Re: [patch -mm v2 2/3] mm, memcg: replace cgroup aware oom killer mount option with tunable
From: David Rientjes
Date: Mon Jan 29 2018 - 17:16:35 EST
On Fri, 26 Jan 2018, Andrew Morton wrote:
> > > > -ECONFUSED. We want to have a mount option that has the sole purpose of
> > > > doing echo cgroup > /mnt/cgroup/memory.oom_policy?
> > >
> > > Approximately. Let me put it another way: can we modify your patchset
> > > so that the mount option remains, and continues to have a sufficiently
> > > same effect? For backward compatibility.
> > >
> >
> > The mount option would exist solely to set the oom policy of the root mem
> > cgroup, it would lose its effect of mandating that policy for any subtree
> > since it would become configurable by the user if delegated.
>
> Why can't we propagate the mount option into the subtrees?
>
> If the user then alters that behaviour with new added-by-David tunables
> then fine, that's still backward compatible.
>
It's not, if you look for the "groupoom" mount option it will specify two
different things: the entire hierarchy is locked into a single per-cgroup
usage comparison (Roman's original patchset), and entire hierarchy had an
initial oom policy set which could have subsequently changed (my
extension). With memory.oom_policy you need to query what the effective
policy is, checking for "groupoom" is entirely irrelevant, it was only the
initial setting.
Thus, if memory.oom_policy is going to be merged in the future, it
necessarily obsoletes the mount option. It would depend on the kernel
version to determine its meaning.
I'm struggling to see the benefit of simply not reviewing patches that
build off the original and merging a patchset early. What are we gaining?
> > Let me put it another way: if the cgroup aware oom killer is merged for
> > 4.16 without this patchset, userspace can reasonably infer the oom policy
> > from checking how cgroups were mounted. If my followup patchset were
> > merged for 4.17, that's invalid and it becomes dependent on kernel
> > version: it could have the "groupoom" mount option but configured through
> > the root mem cgroup's memory.oom_policy to not be cgroup aware at all.
>
> That concern seems unreasonable to me. Is an application *really*
> going to peek at the mount options to figure out what its present oom
> policy is? Well, maybe. But that's a pretty dopey thing to do and I
> wouldn't lose much sleep over breaking any such application in the very
> unlikely case that such a thing was developed in that two-month window.
>
It's not dopey, it's the only way that any userspace can determine what
process is going to be oom killed!
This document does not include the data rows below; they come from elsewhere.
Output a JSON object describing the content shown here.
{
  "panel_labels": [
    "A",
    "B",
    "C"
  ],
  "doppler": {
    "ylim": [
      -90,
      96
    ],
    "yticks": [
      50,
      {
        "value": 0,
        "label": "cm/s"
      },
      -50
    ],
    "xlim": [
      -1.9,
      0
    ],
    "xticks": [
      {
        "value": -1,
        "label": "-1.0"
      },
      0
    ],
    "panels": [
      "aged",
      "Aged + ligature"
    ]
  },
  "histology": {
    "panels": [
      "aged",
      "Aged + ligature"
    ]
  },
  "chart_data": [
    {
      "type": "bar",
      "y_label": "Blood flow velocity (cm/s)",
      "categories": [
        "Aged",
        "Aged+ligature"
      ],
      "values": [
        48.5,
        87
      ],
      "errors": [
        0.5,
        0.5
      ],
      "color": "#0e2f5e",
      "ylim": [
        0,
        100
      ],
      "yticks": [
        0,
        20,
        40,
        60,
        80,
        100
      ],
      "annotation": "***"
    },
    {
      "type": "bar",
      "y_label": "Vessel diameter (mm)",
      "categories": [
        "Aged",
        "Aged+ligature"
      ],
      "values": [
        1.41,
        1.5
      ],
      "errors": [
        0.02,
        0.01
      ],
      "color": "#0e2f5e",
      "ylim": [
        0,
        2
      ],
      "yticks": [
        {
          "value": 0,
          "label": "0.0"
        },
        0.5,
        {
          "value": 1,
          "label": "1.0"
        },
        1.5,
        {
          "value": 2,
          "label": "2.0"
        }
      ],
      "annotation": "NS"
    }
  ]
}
That policy will dictate how the
cgroup hierarchy is configured without my extension, there's no other way
to prefer or bias processes.
How can a userspace cgroup manager possibly construct a cgroup v2
hierarchy with expected oom kill behavior if it is not peeking at the
mount option?
My concern is that if extended with my patchset the mount option itself
becomes obsolete and then peeking at it is irrelevant to the runtime
behavior!
> > > There's nothing wrong with that! As long as we don't break existing
> > > setups while evolving the feature. How do we do that?
> >
> > We'd break the setups that actually configure their cgroups and processes
> > to abide by the current implementation since we'd need to discount
> > oom_score_adj from the the root mem cgroup usage to fix it.
>
> Am having trouble understanding that. Expand, please?
>
> Can we address this (and other such) issues in the (interim)
> documentation?
>
This point isn't a documentation issue at all, this is the fact that
oom_score_adj is only effective for the root mem cgroup. If the user is
fully aware of the implementation, it does not change the fact that he or
she will construct their cgroup hierarchy and attach processes to it to
abide by the behavior. That is the breakage that I am concerned about.
An example: you have a log scraper that is running with
/proc/pid/oom_score_adj == 999. It's best effort, it can be killed, we'll
retry the next time if the system has memory available. This is partly
why oom_adj and oom_score_adj exist and is used on production systems.
If you attach that process to an unlimited mem cgroup dedicated to system
daemons purely for the rich stats that mem cgroup provides, this breaks
the oom_score_adj setting solely because it's attached to the cgroup. On
system-wide oom, it is no longer the killed process merely because it is
attached to an unlimited child cgroup. This is not the only such example:
this occurs for any process attached to a cgroup.